9. The method of any one of claims 3 to 8, wherein providing said access to said predetermined tool comprises: The access is provided to describe at least one of the following of a tool in the predetermined tool: The name of the tool, The performance of the tool, How to access said tool, Constraints in using the tools described, The input and / or output parameters associated with the tool and their syntax, and ML model repository, including ML models in markup language format.

10. A method for supporting an artificial intelligence (AI) agent (100) obtained by using the method according to claim 1 or 2 to achieve a goal of driving an application, the method comprising: Obtaining ( S510 ) a prompt for the goal to be achieved for the driving application; obtaining ( S520 ) access to driving parameters generated by the driving application; obtaining ( S530 ) access to a predetermined tool and / or a predetermined structured representation for analyzing said drive parameters; Based on the obtained prompt and the obtained access, accessing (S540) a tool and / or a structured representation in the predetermined tool and / or the predetermined structured representation; Based on the access, creating (S550) a plan for identifying at least one solution for achieving the goal; identifying ( S560 ) the at least one solution; as well as Based on a result of the identification, an output indicating the at least one solution is provided (S570) and / or a solution in the at least one solution is executed.
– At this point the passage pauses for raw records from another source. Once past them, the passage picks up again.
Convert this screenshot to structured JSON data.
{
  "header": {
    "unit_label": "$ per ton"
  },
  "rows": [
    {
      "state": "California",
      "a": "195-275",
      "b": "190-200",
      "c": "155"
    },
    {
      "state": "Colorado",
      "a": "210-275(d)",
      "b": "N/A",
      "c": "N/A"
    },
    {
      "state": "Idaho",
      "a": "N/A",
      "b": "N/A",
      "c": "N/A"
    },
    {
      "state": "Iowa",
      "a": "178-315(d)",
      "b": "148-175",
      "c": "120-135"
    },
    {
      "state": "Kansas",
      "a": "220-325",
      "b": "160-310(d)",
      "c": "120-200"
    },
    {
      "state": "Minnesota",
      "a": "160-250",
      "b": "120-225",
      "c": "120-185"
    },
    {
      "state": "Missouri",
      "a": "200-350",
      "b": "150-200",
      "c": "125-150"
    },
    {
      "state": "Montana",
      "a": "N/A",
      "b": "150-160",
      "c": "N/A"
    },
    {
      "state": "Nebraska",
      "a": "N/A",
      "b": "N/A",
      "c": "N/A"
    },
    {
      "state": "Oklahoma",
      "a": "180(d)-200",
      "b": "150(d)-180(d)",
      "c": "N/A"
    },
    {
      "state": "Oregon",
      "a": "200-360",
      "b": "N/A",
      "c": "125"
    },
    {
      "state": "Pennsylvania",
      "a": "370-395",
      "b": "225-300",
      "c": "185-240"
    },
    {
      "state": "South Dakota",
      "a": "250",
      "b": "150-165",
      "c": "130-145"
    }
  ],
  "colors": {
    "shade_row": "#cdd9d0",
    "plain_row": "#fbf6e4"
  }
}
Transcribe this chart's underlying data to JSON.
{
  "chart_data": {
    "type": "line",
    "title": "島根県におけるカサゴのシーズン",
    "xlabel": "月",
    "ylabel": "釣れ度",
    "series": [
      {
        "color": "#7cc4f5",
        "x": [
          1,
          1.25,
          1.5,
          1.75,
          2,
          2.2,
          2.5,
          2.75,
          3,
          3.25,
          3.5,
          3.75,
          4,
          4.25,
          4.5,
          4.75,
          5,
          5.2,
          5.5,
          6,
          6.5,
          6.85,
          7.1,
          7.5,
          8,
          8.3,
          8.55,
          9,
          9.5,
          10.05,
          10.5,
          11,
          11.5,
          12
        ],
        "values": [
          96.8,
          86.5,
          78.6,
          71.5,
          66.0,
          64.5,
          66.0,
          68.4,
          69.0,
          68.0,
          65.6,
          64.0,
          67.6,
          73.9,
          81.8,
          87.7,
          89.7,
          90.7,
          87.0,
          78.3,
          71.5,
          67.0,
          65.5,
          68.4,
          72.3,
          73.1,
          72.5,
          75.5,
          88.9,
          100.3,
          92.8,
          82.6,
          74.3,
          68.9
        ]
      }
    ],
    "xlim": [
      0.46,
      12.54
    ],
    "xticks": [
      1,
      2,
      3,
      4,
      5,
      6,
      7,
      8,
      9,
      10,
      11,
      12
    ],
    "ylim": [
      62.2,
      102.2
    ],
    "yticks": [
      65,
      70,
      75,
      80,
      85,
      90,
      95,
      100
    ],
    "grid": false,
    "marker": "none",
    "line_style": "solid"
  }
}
11. The method of claim 10, wherein the performing comprises at least one of: deploying a machine learning (ML) algorithm selected by said AI agent (100) during said creating and / or said identifying, deploying the driving parameters selected by the AI ​​agent (100) during the creation and / or identification on the driving application and / or in the commissioning of the driving application, resolving driver errors associated with the operation of the driver application and / or the debugging of the driver application, and Manage driver applications in offline mode for a predetermined period of time.

12. A control device for a drive application, the device being configured to perform the method according to claim 1 or 2, any one of claims 3 to 9 and / or any one of claims 10 or 11.

13. An automation system, comprising a first control device according to claim 12 and / or a second control device according to claim 12 and / or a third control device according to claim 12, wherein the first control device is configured to perform the method according to any one of claims 1 or 2, the second control device is configured to perform the method according to any one of claims 3 to 9, and the third control device is configured to perform the method according to any one of claims 10 or 11, and wherein at least two of the first control device, the second control device and the third control device are directly and / or indirectly communicatively connected.

14. A computer-readable medium comprising instructions which, when executed by a computing system, cause the computing system to perform the method according to any one of claims 1 or 2, any one of claims 3 to 9, and / or any one of claims 10 or 11.

15. A computer program product comprising instructions which, when executed by a computing system, enable or cause the computing system to perform the method according to any one of claims 1 or 2, any one of claims 3 to 9 and / or any one of claims 10 or 11.